Several years ago I presented @ OpenStack Vancouver summit. At that time I was running our Openstack setup with a much smaller pool of public IPv4 than number of instances. I had come up with a solution that allowed the end users to ssh directly to their machines, as if they had a public IP, without seeing a jump box. They could run:
‘ssh user@tenant.instance’ and it would ssh to that instance in their tenant, magically, from anywhere on the public Internet. This allowed tools like scp to work, etc. It used the proper SSH keys system of Openstack Nova, so it was all automatic.
I didn’t polish or finish it for everyone to use, but it got slightly opensource here.
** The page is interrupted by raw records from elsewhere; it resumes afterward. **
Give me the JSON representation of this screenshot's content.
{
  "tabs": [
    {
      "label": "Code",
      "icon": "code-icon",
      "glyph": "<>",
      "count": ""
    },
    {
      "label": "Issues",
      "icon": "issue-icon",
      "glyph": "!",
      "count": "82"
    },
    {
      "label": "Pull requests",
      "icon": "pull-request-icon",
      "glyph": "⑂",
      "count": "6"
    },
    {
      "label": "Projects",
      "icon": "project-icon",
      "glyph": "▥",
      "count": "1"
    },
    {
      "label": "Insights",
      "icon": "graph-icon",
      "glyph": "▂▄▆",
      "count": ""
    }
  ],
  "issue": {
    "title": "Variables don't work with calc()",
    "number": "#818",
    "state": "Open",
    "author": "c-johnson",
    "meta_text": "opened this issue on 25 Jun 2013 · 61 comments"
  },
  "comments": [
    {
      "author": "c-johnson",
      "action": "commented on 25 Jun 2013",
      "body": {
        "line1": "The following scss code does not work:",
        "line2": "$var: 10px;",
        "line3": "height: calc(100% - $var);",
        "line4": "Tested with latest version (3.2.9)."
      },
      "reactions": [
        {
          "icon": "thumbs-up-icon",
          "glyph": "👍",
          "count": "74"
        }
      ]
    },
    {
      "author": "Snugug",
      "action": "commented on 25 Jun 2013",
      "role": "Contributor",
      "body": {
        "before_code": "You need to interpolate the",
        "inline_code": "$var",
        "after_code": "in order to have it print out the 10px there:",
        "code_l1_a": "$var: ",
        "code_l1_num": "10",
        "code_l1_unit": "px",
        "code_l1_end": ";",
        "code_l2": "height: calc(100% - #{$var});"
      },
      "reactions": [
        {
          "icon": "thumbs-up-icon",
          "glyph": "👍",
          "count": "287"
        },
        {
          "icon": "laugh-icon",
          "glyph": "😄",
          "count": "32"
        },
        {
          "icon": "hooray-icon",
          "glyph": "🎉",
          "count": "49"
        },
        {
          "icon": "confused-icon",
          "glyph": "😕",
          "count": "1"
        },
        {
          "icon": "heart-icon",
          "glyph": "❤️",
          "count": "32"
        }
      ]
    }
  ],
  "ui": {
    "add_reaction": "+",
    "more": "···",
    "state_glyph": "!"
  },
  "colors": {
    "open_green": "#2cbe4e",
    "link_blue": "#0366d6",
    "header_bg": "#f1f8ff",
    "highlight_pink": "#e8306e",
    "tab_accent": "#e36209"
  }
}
In a nutshell the way I did this was a small bit of magic in their ~/.ssh/config file (so that the syntax ‘ssh tenant.instance.vpn.domain’ passed tenant.instance as a flag. There was a jump key (hidden to them) and then it used ssh proxy, taking that tenant.instance, finding the private network namespace, doing an nsenter, and then proxy to port 22 on the right IP. It worked well and enabled us to scale to many hundreds of users with thousands of instances from a /25 of public space.
Today I discovered that Azure has the same issue. See the instructions they give. In a nutshell you are dancing back and forth between two windows, copying your private key into a container you run with kubectl run, etc. Ugh. That container ends up with your private key, no passphrase, no agent. Double ugh. And, things like scp don’t work. There must be a better way! (see above).